Firstly, the failure to mention the Kurdish roots of Jin, Jiyan, Azadî is an expression of the erasure of Kurds in the countries that occupy Kurdistan. Not in the least of all in Iran, but this is closely linked to the situation in Syria as well. Jin, Jiyan, Azadî is the ultimate slogan of the anti-patriarchal, anti-statist revolution that has been evolving in northeast-Syria since 2012. That revolution has never been taken very seriously by established media and pundits assorted.
The YPG and women’s forces YPJ and later the SDF have mostly been evaluated in the light of the Syrian war, and have been framed into a sectarian analysis. It has often surprised me that every big established media outlet in the West has published stories about the autonomous region and the women leading it, but that this knowledge never made it to the war reporting on the news pages. This is related to, among other things, the framing of news stories, or the lens through which stories are seen and presented. Fitting a revolution into a war is apparently too complicated for the daily news, despite it being the reality that is supposed to be reported. If in the last decade the ideology and aims of the revolutionary movement had been reported on honestly, it wouldn’t have been so easy to disregard and appropriate it now.
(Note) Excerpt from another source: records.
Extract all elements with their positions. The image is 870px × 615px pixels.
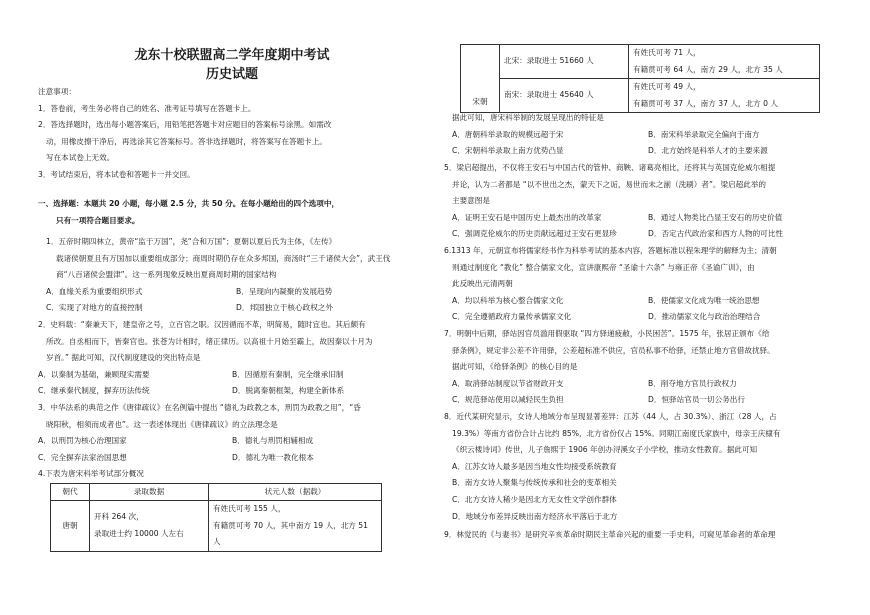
cell-line: 有籍贯可考 64 人，南方 29 人，北方 35 人 (633, 64, 783, 74)
option-b: B．南宋科举录取完全偏向于南方 (648, 129, 760, 139)
cell-line: 人 (213, 537, 221, 547)
cell-line: 有籍贯可考 70 人，其中南方 19 人，北方 51 (213, 520, 368, 530)
option-b: B．因循原有秦制，完全继承旧制 (232, 369, 344, 379)
question-line: 主要意图是 (452, 196, 490, 206)
table-cell (629, 79, 820, 113)
option-a: A．取消驿站制度以节省财政开支 (452, 378, 564, 388)
notes-block (38, 84, 426, 184)
table-cell: 南宋：录取进士 45640 人 (500, 79, 629, 113)
question-line: 5．梁启超提出，不仅将王安石与中国古代的管仲、商鞅、诸葛亮相比，还将其与英国克伦威尔相提 (444, 163, 776, 172)
option-b: B．呈现向内凝聚的发展趋势 (236, 286, 333, 296)
table-cell: 宋朝 (461, 45, 500, 113)
option-a: A．证明王安石是中国历史上最杰出的改革家 (452, 212, 602, 222)
option-c: C．北方女诗人稀少是因北方无女性文学创作群体 (452, 494, 617, 504)
question-line: 载诸侯朝夏且有万国加以重要组成部分；商周时期仍存在众多邦国，商汤时“三千诸侯大会”，武王伐 (56, 253, 391, 263)
section-heading (38, 196, 426, 229)
exam-table (50, 483, 382, 552)
option-d: D．脱离秦朝框架，构建全新体系 (232, 386, 345, 396)
option-c: C．强调克伦威尔的历史贡献远超过王安石更显珍 (452, 229, 617, 239)
question-line: 岁首。” 据此可知，汉代制度建设的突出特点是 (46, 353, 201, 363)
exam-table-song (460, 44, 820, 113)
question-5 (444, 160, 844, 243)
option-d: D．北方始终是科举人才的主要来源 (648, 146, 768, 156)
question-line: 所改。自丞相而下，皆秦官也。张苍为计相时，绪正律历。以高祖十月始至霸上，故因秦以十月为 (46, 336, 373, 346)
question-8 (444, 409, 844, 525)
note-line: 动，用橡皮擦干净后，再选涂其它答案标号。答非选择题时，将答案写在答题卡上。 (46, 136, 327, 146)
option-a: A．江苏女诗人最多是因当地女性均接受系统教育 (452, 461, 617, 471)
option-c: C．完全摒弃法家治国思想 (38, 452, 127, 462)
question-line: 2．史料载：“秦兼天下，建皇帝之号，立百官之职。汉因循而不革，明简易，随时宜也。其后颇有 (38, 320, 366, 329)
option-b: B．南方女诗人聚集与传统传承和社会的变革相关 (452, 478, 617, 488)
table-header: 状元人数（据载） (209, 483, 382, 501)
question-line: 7．明朝中后期，驿站因官员滥用假驱取 “四方驿递疲敝，小民困苦”。1575 年，张居正颁布《给 (444, 329, 770, 338)
question-7 (444, 326, 844, 409)
section-line: 一、选择题：本题共 20 小题，每小题 2.5 分，共 50 分。在每小题给出的四个选项中， (38, 199, 340, 208)
note-line: 2．答选择题时，选出每小题答案后，用铅笔把答题卡对应题目的答案标号涂黑。如需改 (38, 120, 332, 130)
question-line: 《织云楼诗词》传世，儿子詹熙于 1906 年创办浔溪女子小学校，推动女性教育。据此可知 (452, 445, 758, 455)
cell-line: 有籍贯可考 37 人，南方 37 人，北方 0 人 (633, 98, 778, 108)
table-cell (90, 501, 209, 552)
section-line: 只有一项符合题目要求。 (56, 215, 140, 225)
question-3 (38, 400, 426, 466)
question-line: 晓阳秋，相须而成者也”。这一表述体现出《唐律疏议》的立法理念是 (46, 419, 278, 429)
cell-line: 开科 264 次， (94, 512, 144, 522)
option-b: B．通过人物类比凸显王安石的历史价值 (648, 212, 783, 222)
question-9 (444, 527, 844, 544)
note-line: 1．答卷前，考生务必将自己的姓名、准考证号填写在答题卡上。 (38, 103, 256, 113)
exam-subtitle: 历史试题 (205, 67, 258, 82)
question-2 (38, 317, 426, 400)
option-c: C．完全遵循政府力量传承儒家文化 (452, 312, 572, 322)
table-cell (209, 501, 382, 552)
question-4 (38, 466, 426, 552)
question-6 (444, 243, 844, 326)
note-line: 3．考试结束后，将本试卷和答题卡一并交回。 (38, 169, 195, 179)
table-row (461, 45, 820, 79)
option-d: D．恒驿站官员一切公务出行 (648, 395, 745, 405)
option-a: A．唐朝科举录取的规模远超于宋 (452, 129, 564, 139)
question-line: 并论，认为二者都是 “以不世出之杰，蒙天下之诟，易世而未之湔（洗刷）者”。梁启超此举的 (452, 179, 767, 189)
question-line: 商“八百诸侯会盟津”。这一系列现象反映出夏商周时期的国家结构 (56, 270, 277, 280)
exam-title: 龙东十校联盟高二学年度期中考试 (134, 48, 330, 63)
question-4-options (444, 110, 844, 160)
option-c: C．继承秦代制度，摒弃历法传统 (38, 386, 150, 396)
question-line: 驿条例》，规定非公差不许用驿，公差超标准不供应，官员私事不给驿，还禁止地方官借故扰驿。 (452, 345, 775, 355)
table-header: 朝代 (51, 483, 90, 501)
question-line: 此反映出元清两朝 (452, 279, 513, 289)
option-d: D．推动儒家文化与政治治理结合 (648, 312, 761, 322)
cell-line: 有姓氏可考 49 人， (633, 82, 701, 92)
table-cell: 北宋：录取进士 51660 人 (500, 45, 629, 79)
question-line: 1．五帝时期四林立，黄帝“监于万国”，尧“合和万国”；夏朝以夏后氏为主体，《左传》 (46, 237, 337, 246)
table-header: 录取数据 (90, 483, 209, 501)
question-line: 6.1313 年，元朝宣布将儒家经书作为科举考试的基本内容，答题标准以程朱理学的解释为主；清朝 (444, 246, 777, 255)
question-line: 据此可知，《给驿条例》的核心目的是 (452, 362, 578, 372)
table-cell: 唐朝 (51, 501, 90, 552)
note-line: 写在本试卷上无效。 (46, 153, 115, 163)
cell-line: 录取进士约 10000 人左右 (94, 529, 184, 539)
option-d: D．德礼为唯一教化根本 (232, 452, 314, 462)
option-b: B．使儒家文化成为唯一统治思想 (648, 295, 760, 305)
option-a: A．以秦制为基础，兼顾现实需要 (38, 369, 150, 379)
table-row (461, 79, 820, 113)
question-line: 则通过制度化 “教化” 整合儒家文化，宣讲康熙帝 “圣谕十六条” 与雍正帝《圣谕广训》，由 (452, 262, 755, 272)
question-1 (38, 234, 426, 317)
question-line: 19.3%）等南方省份合计占比约 85%，北方省份仅占 15%。同期江南度氏家族中，母亲王庆棣有 (452, 428, 781, 438)
table-header-row (51, 483, 382, 501)
option-b: B．削夺地方官员行政权力 (648, 378, 737, 388)
option-a: A．血缘关系为重要组织形式 (46, 286, 143, 296)
option-a: A．均以科举为核心整合儒家文化 (452, 295, 564, 305)
table-cell (629, 45, 820, 79)
table-row (51, 501, 382, 552)
question-line: 9．林觉民的《与妻书》是研究辛亥革命时期民主革命兴起的重要一手史料，可窥见革命者的革命理 (444, 530, 776, 539)
cell-line: 有姓氏可考 155 人， (213, 504, 286, 514)
option-d: D．否定古代政治家和西方人物的可比性 (648, 229, 783, 239)
option-c: C．规范驿站使用以减轻民生负担 (452, 395, 564, 405)
table-continued (444, 44, 844, 113)
notes-heading: 注意事项： (38, 87, 76, 96)
question-line: 8．近代某研究显示，女诗人地域分布呈现显著差异：江苏（44 人，占 30.3%）、浙江（28 人，占 (444, 412, 777, 421)
option-c: C．实现了对地方的直接控制 (46, 303, 143, 313)
option-d: D．地域分布差异反映出南方经济水平落后于北方 (452, 511, 618, 521)
question-line: 4.下表为唐宋科举考试部分概况 (38, 469, 144, 478)
option-c: C．宋朝科举录取上南方优势凸显 (452, 146, 564, 156)
option-d: D．邦国独立于核心政权之外 (236, 303, 333, 313)
question-line: 据此可知，唐宋科举制的发展呈现出的特征是 (452, 113, 604, 122)
option-a: A．以刑罚为核心治理国家 (38, 436, 127, 446)
question-line: 3．中华法系的典范之作《唐律疏议》在名例篇中提出 “德礼为政教之本，刑罚为政教之用”，“昏 (38, 403, 361, 412)
option-b: B．德礼与刑罚相辅相成 (232, 436, 314, 446)
cell-line: 有姓氏可考 71 人， (633, 48, 701, 57)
This goes deeper, and further back, of course. The revolution in Rojava didn’t come falling out of thin air. When Assad withdrew his troops from Kurdish-majority lands in 2012, the YPG and YPJ and the unarmed Kurdish movement were as ready as could be to step in and cease the opportunity to put their ideology of grassroots democracy with equality for all into practice. An ideology revolving around women’s liberation that has been developing since the 1990s, with roots going back to the 1970s. To 1978 more precisely, when the PKK was founded. Jin, Jiyan, Azadî is an Öcalan slogan, a PKK slogan.
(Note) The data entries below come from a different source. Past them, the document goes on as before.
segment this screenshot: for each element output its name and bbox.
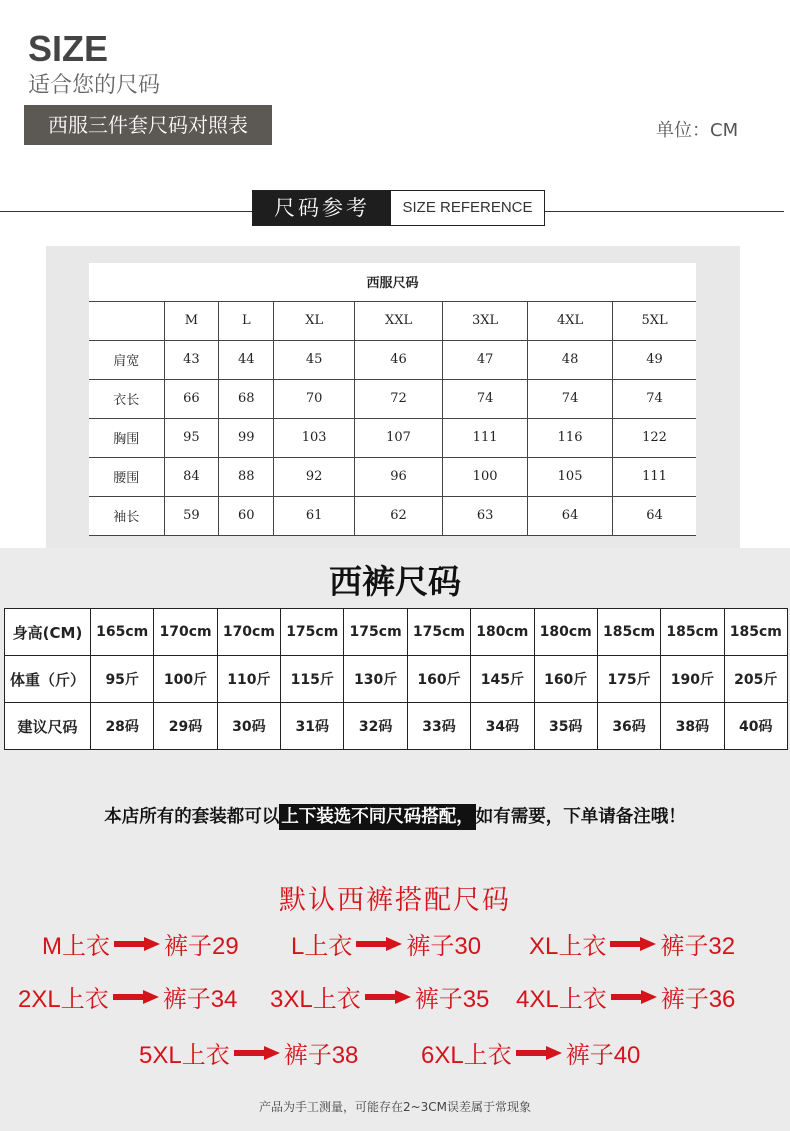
table-header-cell: M [164,301,219,340]
table-cell: 170cm [217,609,280,656]
pairing-item [421,1035,640,1070]
table-cell: 64 [613,496,696,535]
table-cell: 30码 [217,703,280,750]
table-cell: 84 [164,457,219,496]
table-header-cell: 4XL [528,301,613,340]
table-cell: 100 [443,457,528,496]
table-cell: 116 [528,418,613,457]
jacket-size-label: 6XL上衣 [421,1042,512,1069]
right-arrow-icon [516,1046,562,1060]
pants-size-table [4,608,788,750]
notice-text-before: 本店所有的套装都可以 [104,807,280,827]
table-cell: 28码 [91,703,154,750]
table-cell: 160斤 [407,656,470,703]
pants-size-label: 裤子35 [414,986,490,1013]
jacket-size-label: 3XL上衣 [270,986,361,1013]
jacket-size-label: M上衣 [42,933,110,960]
table-cell: 185cm [661,609,724,656]
table-cell: 145斤 [471,656,534,703]
table-cell: 45 [274,340,355,379]
right-arrow-icon [611,990,657,1004]
table-cell: 74 [613,379,696,418]
table-cell: 43 [164,340,219,379]
reference-cn-label: 尺码参考 [253,191,391,225]
table-row [89,379,696,418]
row-label: 胸围 [89,418,164,457]
table-cell: 64 [528,496,613,535]
table-cell: 74 [443,379,528,418]
table-cell: 95 [164,418,219,457]
right-arrow-icon [234,1046,280,1060]
table-cell: 72 [355,379,443,418]
table-cell: 175cm [281,609,344,656]
table-cell: 96 [355,457,443,496]
table-cell: 44 [219,340,274,379]
notice-highlight: 上下装选不同尺码搭配， [279,804,476,830]
table-cell: 190斤 [661,656,724,703]
size-heading: SIZE [28,28,109,69]
table-row [89,418,696,457]
table-row [5,609,788,656]
table-cell: 175斤 [597,656,660,703]
table-cell: 170cm [154,609,217,656]
pairing-item [42,926,239,961]
table-header-cell: 5XL [613,301,696,340]
size-subheading: 适合您的尺码 [28,73,161,98]
table-cell: 47 [443,340,528,379]
suit-size-header-row [89,301,696,340]
table-cell: 31码 [281,703,344,750]
table-cell: 74 [528,379,613,418]
table-cell: 46 [355,340,443,379]
table-cell: 68 [219,379,274,418]
pairing-item [291,926,481,961]
table-cell: 122 [613,418,696,457]
table-cell: 40码 [724,703,787,750]
pants-size-label: 裤子30 [406,933,482,960]
table-cell: 38码 [661,703,724,750]
table-cell: 99 [219,418,274,457]
table-cell: 165cm [91,609,154,656]
table-cell: 88 [219,457,274,496]
jacket-size-label: 4XL上衣 [516,986,607,1013]
table-cell: 33码 [407,703,470,750]
pants-table-title: 西裤尺码 [329,562,461,601]
table-cell: 29码 [154,703,217,750]
table-cell: 111 [613,457,696,496]
suit-chart-tag: 西服三件套尺码对照表 [24,105,272,145]
right-arrow-icon [114,937,160,951]
table-cell: 34码 [471,703,534,750]
table-cell: 160斤 [534,656,597,703]
pants-size-label: 裤子40 [565,1042,641,1069]
right-arrow-icon [356,937,402,951]
table-cell: 35码 [534,703,597,750]
table-corner-cell [89,301,164,340]
suit-size-table [89,263,696,536]
table-row [89,340,696,379]
table-cell: 92 [274,457,355,496]
pairing-item [18,979,237,1014]
mix-size-notice [0,803,790,828]
pants-size-label: 裤子38 [283,1042,359,1069]
table-cell: 63 [443,496,528,535]
row-label: 肩宽 [89,340,164,379]
table-cell: 49 [613,340,696,379]
pairing-item [529,926,735,961]
pants-size-label: 裤子34 [162,986,238,1013]
reference-en-label: SIZE REFERENCE [402,199,533,216]
table-cell: 103 [274,418,355,457]
row-label: 身高(CM) [5,609,91,656]
row-label: 衣长 [89,379,164,418]
row-label: 腰围 [89,457,164,496]
table-cell: 180cm [471,609,534,656]
table-row [89,457,696,496]
default-pairing-title: 默认西裤搭配尺码 [279,885,511,916]
table-cell: 180cm [534,609,597,656]
table-cell: 115斤 [281,656,344,703]
table-header-cell: XL [274,301,355,340]
right-arrow-icon [610,937,656,951]
table-cell: 70 [274,379,355,418]
pants-size-label: 裤子29 [164,933,239,960]
table-cell: 59 [164,496,219,535]
measurement-footnote: 产品为手工测量，可能存在2~3CM误差属于常现象 [258,1100,532,1114]
jacket-size-label: XL上衣 [529,933,607,960]
jacket-size-label: 2XL上衣 [18,986,109,1013]
table-row [5,656,788,703]
pairing-item [516,979,735,1014]
row-label: 建议尺码 [5,703,91,750]
pairing-item [139,1035,358,1070]
table-cell: 105 [528,457,613,496]
table-cell: 107 [355,418,443,457]
table-cell: 32码 [344,703,407,750]
jacket-size-label: L上衣 [291,933,353,960]
notice-text-after: 如有需要，下单请备注哦！ [475,807,686,827]
suit-table-caption: 西服尺码 [89,263,696,301]
table-cell: 36码 [597,703,660,750]
pants-size-label: 裤子32 [660,933,736,960]
pairing-item [270,979,489,1014]
table-header-cell: XXL [355,301,443,340]
table-row [5,703,788,750]
jacket-size-label: 5XL上衣 [139,1042,230,1069]
table-cell: 48 [528,340,613,379]
table-row [89,496,696,535]
table-cell: 185cm [597,609,660,656]
table-cell: 66 [164,379,219,418]
table-cell: 95斤 [91,656,154,703]
unit-label: 单位：CM [656,120,739,141]
table-cell: 100斤 [154,656,217,703]
pants-size-label: 裤子36 [660,986,736,1013]
table-header-cell: 3XL [443,301,528,340]
table-cell: 111 [443,418,528,457]
table-cell: 185cm [724,609,787,656]
table-cell: 62 [355,496,443,535]
size-reference-banner [252,190,545,226]
table-header-cell: L [219,301,274,340]
row-label: 体重（斤） [5,656,91,703]
table-cell: 130斤 [344,656,407,703]
table-cell: 60 [219,496,274,535]
table-cell: 110斤 [217,656,280,703]
row-label: 袖长 [89,496,164,535]
table-cell: 205斤 [724,656,787,703]
right-arrow-icon [365,990,411,1004]
right-arrow-icon [113,990,159,1004]
table-cell: 175cm [407,609,470,656]
table-cell: 175cm [344,609,407,656]
table-cell: 61 [274,496,355,535]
Saying Jin, Jiyan, Azadî is a ‘Kurdish’ slogan, or a slogan from ‘Kurdistan’, is not enough. A column on the website Rudaw, in which the slogan was named ‘Kurdish’, showed very clearly why. Rudaw is the biggest news outlet in the Kurdistan Region in Iraq, and it’s controlled by the Kurdistan Democratic Party (KDP), which is the most powerful in the region and in the hands of the Barzani family. This family has excellent relations with Turkey’s dictator Erdoğan and its militias are in cahoots with the Turkish army in the war against the PKK. The Barzanis are, in other words, stealing the slogan from the movement it is trying to annihilate. The KDP is corruption, capitalism, nepotism, the patriarchy at its worst in which women have no visibility let alone influence, and it dares to suggest that Jin, Jiyan, Azadî has any connection to them.
It has to be made explicit that Jin, Jiyan, Azadî is a revolutionary PKK slogan. Even western media that do recognise it is from the ‘Kurdish movement’, refrain from making the PKK and Abdullah Öcalan explicit. And this is related to framing as well. For decades now, the PKK has been not just criminalised, but pushed into the terrorism corner by governments, pundits and media who follow the narrative of the Turkish state. The PKK has deliberately been framed as criminal, terrorist and evil, and Abdullah Öcalan as a terrorist leader, a separatist, a demon.
That renders it very difficult now to recognise the PKK as a movement that is actually advocating ideals and waging a struggle that could liberate us all, worldwide, from the destructive tendencies of the patriarchy. And it renders it almost impossible to look at Öcalan differently, and give him credit for leading the Kurdish people away from nationalism but into a future that is more in line with what we are made for as humankind, which is to stand together against oppression and build an equal world. A world based on women’s values instead of toxic masculinity.
To recognise all this, to study it if you don’t know it, to try to wrap your head around ideas that are outside the mainstream paradigm and to try to put them into practice in whichever solidarity action you carry out, is the most profound way to support the uprising in Iran and in Kurdistan. The most profound way to put women in the front, and to shout it out: Jin, Jiyan, Azadî!